Obviously, weather satellites weren’t in existence when the Constitution was written, but if the Constitution doesn’t even authorize the federal government to make important internal improvements like constructing canals, roads, and bridges, then it certainly doesn’t sanction government weather satellites.

That federal government should provide services to the nation’s veterans on the surface seems reasonable. After all, there are six paragraphs in Article I, section 8, of the Constitution that relate in some way to the military:

To declare war, grant letters of marque and reprisal, and make rules concerning captures on land and water;

To raise and support armies, but no appropriation of money to that use shall be for a longer term than two years;

To provide and maintain a navy;

To make rules for the government and regulation of the land and naval forces;

To provide for calling forth the militia to execute the laws of the union, suppress insurrections and repel invasions;

To provide for organizing, arming, and disciplining, the militia, and for governing such part of them as may be employed in the service of the United States, reserving to the states respectively, the appointment of the officers, and the authority of training the militia according to the discipline prescribed by Congress;

The problem with most of the services provided by the government to veterans is that there shouldn’t be the need for such services in the first place. Nowhere does the Constitution authorize the United States to go abroad searching for monsters to destroy or otherwise fight foreign wars. And certainly not undeclared, immoral, and senseless military adventures like the wars in Iraq and Afghanistan. We shouldn’t have tens of thousands of veterans with PTSD, traumatic brain injuries, missing limbs, severed spinal cords, or third-degree burns. We shouldn’t have veterans killing themselves and others. We shouldn’t have veterans who can’t hold down a job. We shouldn’t have veterans who can’t function in society. We shouldn’t have veterans with broken families. The services required by veterans would be greatly diminished if the military were used strictly in the defense of the United States.

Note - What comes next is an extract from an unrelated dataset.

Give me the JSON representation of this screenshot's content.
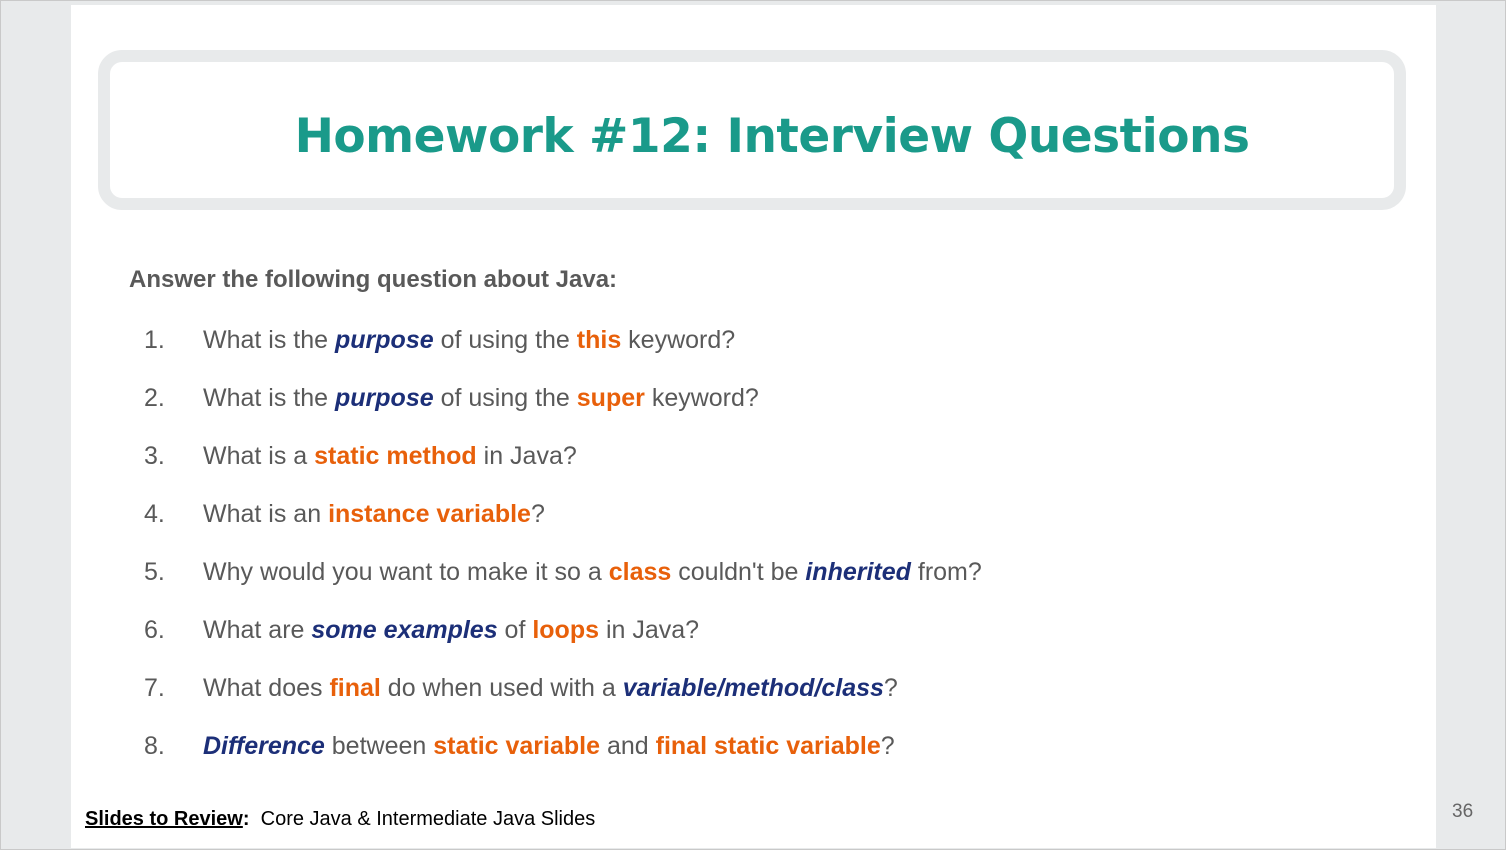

Although President Obama was right, the fact that “we” want the federal government to build our roads, keep us informed about the weather, inspect our food, service our veterans, and fund our medical research doesn’t mean that it is proper or constitutional for the government to do so. And as President Gerald Ford said in an address to a joint session of Congress: “A government big enough to give you everything you want is a government big enough to take from you everything you have.”